In the meantime, I'll note that in a great crawl-first development, there are real plans to use graphics accelerators to speed up the regular old 2D web, by speeding up page rendering. Both Microsoft and Mozilla (IE & Firefox) are saying they'll bring accelerator-based speedups to browsers (see CNET and Bas Schouten's Mozilla blog) using Direct2D and DirectWrite to exploit specialized graphics hardware.
One could ask what good it is to render a Twitter page twice as fast. (That really was one of the quoted results.) What's the point? Asking that, however, would only prove that One doesn't Get It. You boot your new system, crank up the browser and bam! Everything you do there, and you do more and more there, has more zip. The web itself – the plain, old 2D web – feels more directly connected to your inputs, to your wishes; it feels more alive. Result?
The grin will be back. That's the point.
4 comments:
Greg wrote:
---
Of course, the culprit denying us
this small pleasure has been the
flattening of single-thread
performance wrought by the half
death of Moore's Law.
---
Hi Greg! I'm thinking that a significant factor might also be the long-flat curve of disk seek time vs. calendar year. Certainly the Windows systems I run seem to be disk-bound when they're at their slowest (not to say that flattening of the single core curve isn't an important and less well understood issue too.)

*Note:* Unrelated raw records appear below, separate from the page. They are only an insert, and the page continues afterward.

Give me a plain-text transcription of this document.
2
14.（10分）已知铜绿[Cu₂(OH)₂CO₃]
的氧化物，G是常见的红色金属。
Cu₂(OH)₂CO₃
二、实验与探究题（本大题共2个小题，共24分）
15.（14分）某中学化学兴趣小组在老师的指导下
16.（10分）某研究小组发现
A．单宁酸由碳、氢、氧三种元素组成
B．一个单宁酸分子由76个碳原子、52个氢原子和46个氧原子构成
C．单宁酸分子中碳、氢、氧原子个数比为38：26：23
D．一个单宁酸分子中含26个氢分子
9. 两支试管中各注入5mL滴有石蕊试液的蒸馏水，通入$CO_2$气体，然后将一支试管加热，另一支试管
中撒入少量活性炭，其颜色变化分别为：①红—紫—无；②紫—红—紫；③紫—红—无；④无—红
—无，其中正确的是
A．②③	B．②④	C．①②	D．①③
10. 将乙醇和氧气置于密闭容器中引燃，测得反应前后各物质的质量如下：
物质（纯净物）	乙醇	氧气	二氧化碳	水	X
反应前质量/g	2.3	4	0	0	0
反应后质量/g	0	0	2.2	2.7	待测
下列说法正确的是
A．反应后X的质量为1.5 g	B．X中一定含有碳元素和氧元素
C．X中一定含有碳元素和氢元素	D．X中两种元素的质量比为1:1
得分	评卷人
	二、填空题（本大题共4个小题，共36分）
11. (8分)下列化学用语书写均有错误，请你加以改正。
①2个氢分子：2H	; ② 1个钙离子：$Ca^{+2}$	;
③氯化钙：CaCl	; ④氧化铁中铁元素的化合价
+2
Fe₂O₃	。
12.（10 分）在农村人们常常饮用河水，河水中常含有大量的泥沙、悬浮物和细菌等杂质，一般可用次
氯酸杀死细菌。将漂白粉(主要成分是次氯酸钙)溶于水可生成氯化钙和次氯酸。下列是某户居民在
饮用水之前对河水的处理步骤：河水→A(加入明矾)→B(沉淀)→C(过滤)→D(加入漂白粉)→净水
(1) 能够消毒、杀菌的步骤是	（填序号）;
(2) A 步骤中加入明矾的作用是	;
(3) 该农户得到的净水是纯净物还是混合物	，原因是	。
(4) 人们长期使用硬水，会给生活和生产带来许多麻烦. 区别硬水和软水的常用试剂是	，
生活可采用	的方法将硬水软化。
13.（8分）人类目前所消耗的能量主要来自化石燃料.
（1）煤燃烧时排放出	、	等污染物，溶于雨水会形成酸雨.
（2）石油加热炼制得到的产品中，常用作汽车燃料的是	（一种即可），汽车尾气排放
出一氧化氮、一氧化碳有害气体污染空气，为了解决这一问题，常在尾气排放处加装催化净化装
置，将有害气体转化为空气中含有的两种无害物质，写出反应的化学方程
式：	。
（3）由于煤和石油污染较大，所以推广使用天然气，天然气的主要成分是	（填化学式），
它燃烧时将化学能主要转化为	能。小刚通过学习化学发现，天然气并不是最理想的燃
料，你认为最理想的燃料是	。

Turning around, one might say it's interesting that the ratio of disk performance to CPU performance isn't changing as quickly as it once was (I.e. because neither of them is progressing very much! Maybe SSDs will invert the relative rates of progress; not sure).
Cheers.
Noah
Hi, Noah.
Yes, certainly disk seek time has kept PCs (& Macs) from being zippier, and I hope SSDs do help. It alone might make a bigger real difference than several old generations of silicon.
But there was still zip despite disk relative slowness in the 90s and early 2000s. That zip was lost. We need post-Moore programs to get it back.
Greg
Well, try the Intel G2 SSD on your system and you will find that everything is _much_ faster. In fact i have never experienced an upgrade that made such a big difference as this SSD has.
For me, the Ho. Ly. Crap apps on multicore are dmake and 7zip - in fact, I use 7zip (on Windows it integrates cleanly with Explorer, CLI on other OSs) whenever possible now. Compressing and decompressing are fast as blazes, as is compiling. As for zippier, if you use Eclipse you'll definitely notice a difference.
Photoshop CS4 really flies. I can't speak for Adobe's other apps, but the integration with Bridge is threaded, so batch-processing images uses all cores. Nvidia's drivers are tailored to the 3D capabilities of the CS4 suite (on all cards, not just Quadro), and I'm running a GTX-285 GPU. I don't do 3D professionally, but playing around with it is surreal compared to my previous desktop-PC experience.
I realize this isn't most peoples' experience with a multi-core upgrade. But I do believe that it will be, within a few short years, as more applications catch up.
It's been a few months now and I'm still grinning like an idiot, since it turns out most of the major applications I use were already good-to-go for multicore. The five years since my last PC upgrade feel like a decade, performance-wise.